Review: GENGHIS: LORDS OF THE BOW, by Conn Iggulden

Continues the story of Genghis Khan as he embarks on a quest to conquer the mighty Chin empire, leaving a trail of devastation behind as he makes his way to Yenking, capital of the empire, and prepares to lay siege to the city and starve it into submission.

Define “civilization” however you want, but there’s always going to be some amount of barbarism mixed in to whatever definition you can come up with.

Only a truly technically advanced civilization could produce things like 50-inch high-definition plasma televisions with picture-in-picture and remote control, but only a truly uncivilized barbaric horde could make sure that the only things worth watching at any given time are celebrity dating shows, Rachael Ray cooking programs, and baseball games on the West Coast that don’t even start until after my bedtime. Civilization gives you email, barbarism gives you spam. Civilization gives you iPods, barbarism gives you “American Idol.” Civilization gives you luxury sedans with satellite radio and heated leather seats, barbarism gives you traffic jams to sit in.  It’s all intertwined.

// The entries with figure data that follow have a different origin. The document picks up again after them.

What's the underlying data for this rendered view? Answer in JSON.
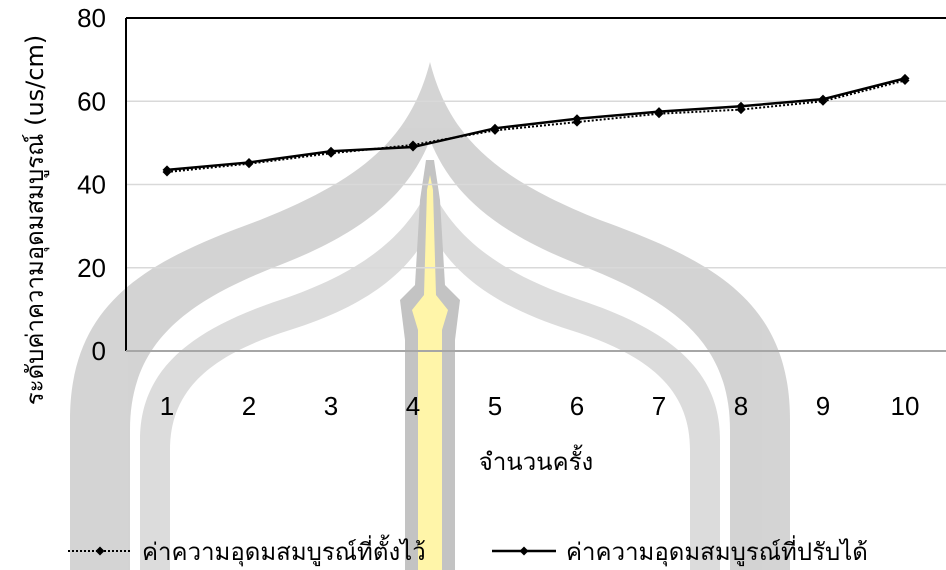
{
  "chart_data": {
    "type": "line",
    "x": [
      1,
      2,
      3,
      4,
      5,
      6,
      7,
      8,
      9,
      10
    ],
    "categories": [
      "1",
      "2",
      "3",
      "4",
      "5",
      "6",
      "7",
      "8",
      "9",
      "10"
    ],
    "series": [
      {
        "name": "ค่าความอุดมสมบูรณ์ที่ตั้งไว้",
        "values": [
          43,
          45,
          47.5,
          49.5,
          53,
          55,
          57,
          58,
          60,
          65
        ],
        "style": "dotted",
        "color": "#000000"
      },
      {
        "name": "ค่าความอุดมสมบูรณ์ที่ปรับได้",
        "values": [
          43.5,
          45.3,
          48,
          49,
          53.5,
          55.8,
          57.5,
          58.8,
          60.5,
          65.5
        ],
        "style": "solid",
        "color": "#000000"
      }
    ],
    "xlabel": "จำนวนครั้ง",
    "ylabel": "ระดับค่าความอุดมสมบูรณ์ (us/cm)",
    "ylim": [
      0,
      80
    ],
    "yticks": [
      "0",
      "20",
      "40",
      "60",
      "80"
    ],
    "grid": true,
    "legend_position": "bottom"
  },
  "colors": {
    "gridline": "#d9d9d9",
    "axis": "#000000",
    "watermark_gray": "#c8c8c8",
    "watermark_yellow": "#fff7a8"
  }
}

Conn Iggulden has completed his second book focusing on Genghis Khan’s life story. Large wedges of it are about the conflict of barbarism and civilization, and a lot of that has to do with water, of all things. Genghis leads his united Mongol tribes off the steppes of Central Asia into the hinterlands of China, but is balked by the tall walls that surround the Chinese cities. His soldiers are superb cavalrymen and bowmen — savage, ruthless and skilled — but they stare at fortifications in vain. The first city they encounter is served by irrigation canals, so Genghis sends his men out to break them. This ends up flooding a significant part of the Mongol camp, which is a minus, but leads to the eventual capitulation of the city.

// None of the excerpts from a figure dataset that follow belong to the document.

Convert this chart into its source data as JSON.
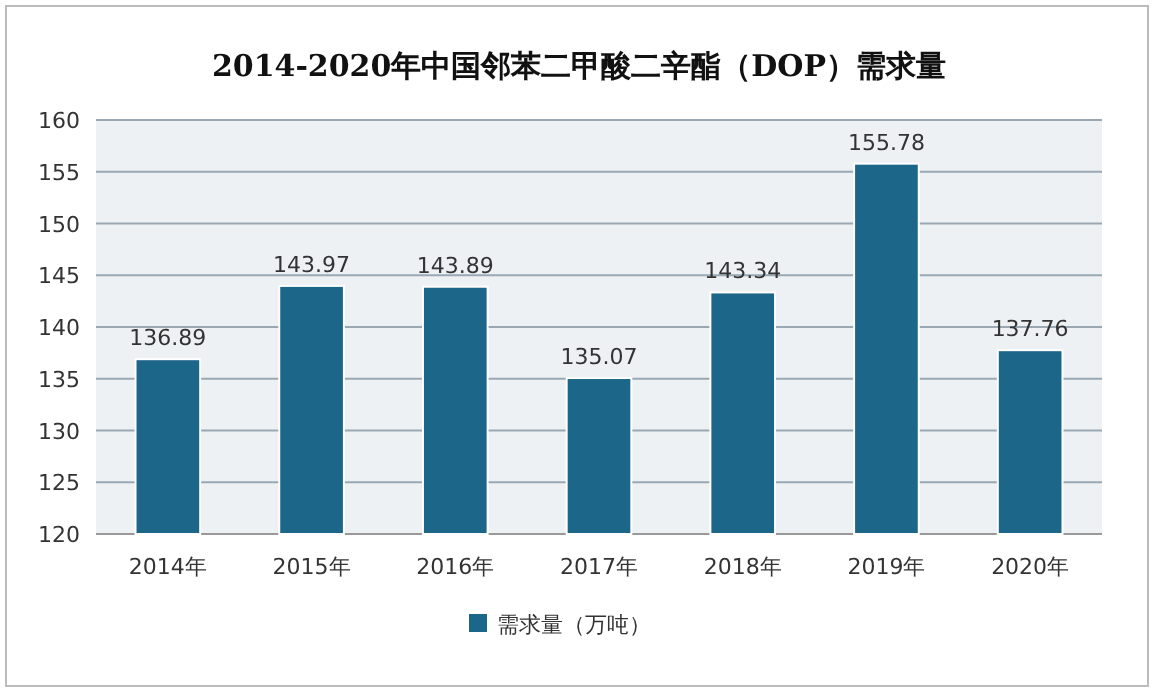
{
  "chart_data": {
    "type": "bar",
    "title": "2014-2020年中国邻苯二甲酸二辛酯（DOP）需求量",
    "categories": [
      "2014年",
      "2015年",
      "2016年",
      "2017年",
      "2018年",
      "2019年",
      "2020年"
    ],
    "series": [
      {
        "name": "需求量（万吨）",
        "color": "#1c6689",
        "values": [
          136.89,
          143.97,
          143.89,
          135.07,
          143.34,
          155.78,
          137.76
        ]
      }
    ],
    "ylim": [
      120,
      160
    ],
    "yticks": [
      120,
      125,
      130,
      135,
      140,
      145,
      150,
      155,
      160
    ],
    "grid": "y",
    "legend": "bottom",
    "data_labels": true
  }
}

Iggulden makes the contrast between the uncivilized Mongol horde and the civilized Chinese empire even starker in two other scenes involving water. Genghis sends two of his brothers to infiltrate a Chinese city, and they find themselves enjoying the pleasures of hot running water for the first time. At the same time, Genghis leads his young sons to a far-off river in winter, making them immerse themselves in the near-freezing water to make them the kind of tough-minded conquerors who could overthrow the great cities of China.

Iggulden — co-author of THE DANGEROUS BOOK FOR BOYS — is trying to make the point that the Mongols were able to challenge the more civilized, more educated, more sophisticated Chinese Empire because they inculcated the warrior virtues (which Genghis summarizes as “the cold face”) of stoicism, courage and martial skills. (Iggulden never draws the contrast between our television-addled, PlayStation-wielding boys of today with Genghis’s sons, though it seems to be a preoccupation.) But as Genghis imposes his will on the Chinese, civilization imposes its will on him. Not only is his youngest brother Temuge seduced by the lure of hot baths, he becomes the Mongol Empire’s first official bureaucrat.

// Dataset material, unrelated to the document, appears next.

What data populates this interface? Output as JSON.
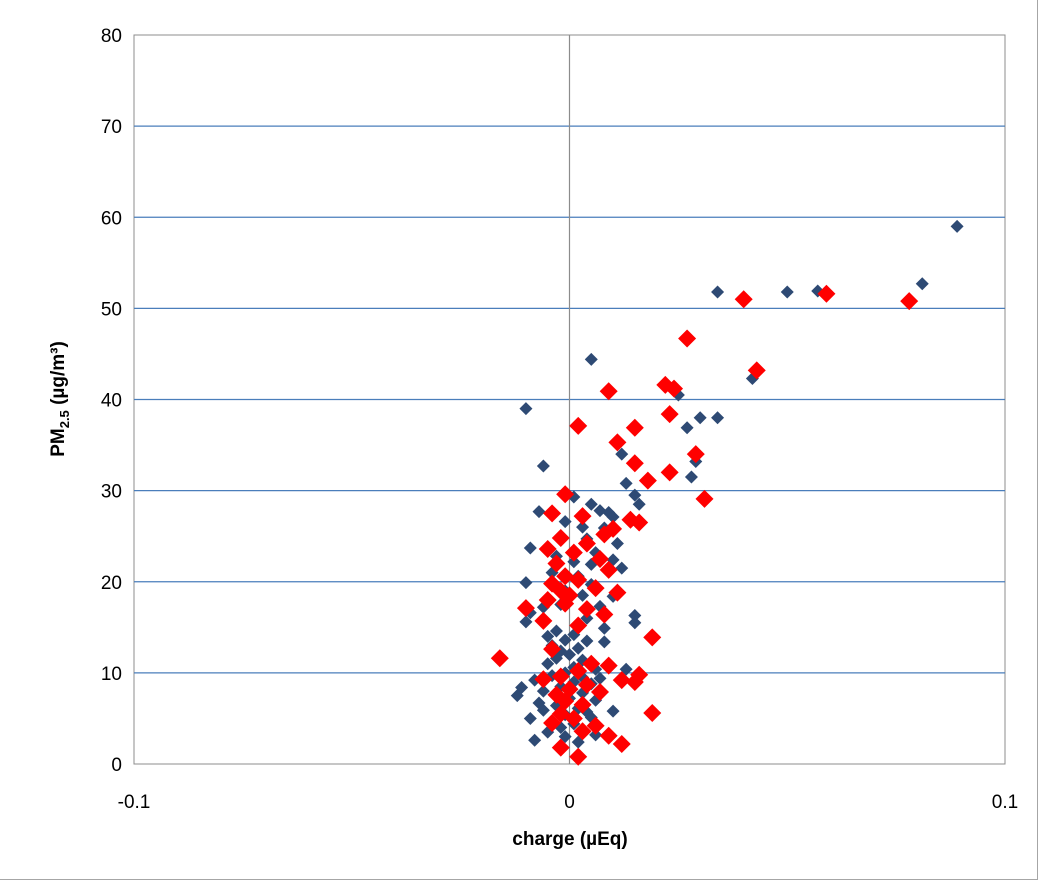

All of this sounds as though GENGHIS: LORDS OF THE BOW is little more than social commentary merged with horse opera. Gladly, there is much more to it. There is an incredible amount of wanton destruction and cruelty, enough to delight the heart of the most bloodthirsty armchair Mongol. Early on, there is a scene where Genghis discusses the mob of peasant refugees who have been kicked off their farms by his rampaging horde. He decides that there is nothing left for the peasants to do but die, and they are killed, making a mountain of the dead — and this is just an aside in one paragraph. (Later on, even worse things happen to the next set of peasants.) This is a fighting book, filled with scenes of battles, melees, sieges and military exploits of every kind.

And at the head of the river of blood stands Genghis Khan, imagined by Iggulden as implacable, honest and forthrightly determined to make the world safe for Mongols to do what Mongols do. Genghis is a bit less likable here than he was in Iggulden’s first book about him, GENGHIS: BIRTH OF AN EMPIRE, where he was an abandoned child struggling to survive. But here he leads his incomparable cavalrymen into a conflict with civilization itself, one that he can win, and one where civilized modern readers (safe in their armchair, with their satellite radio and laptop close at hand) can cheer his victories.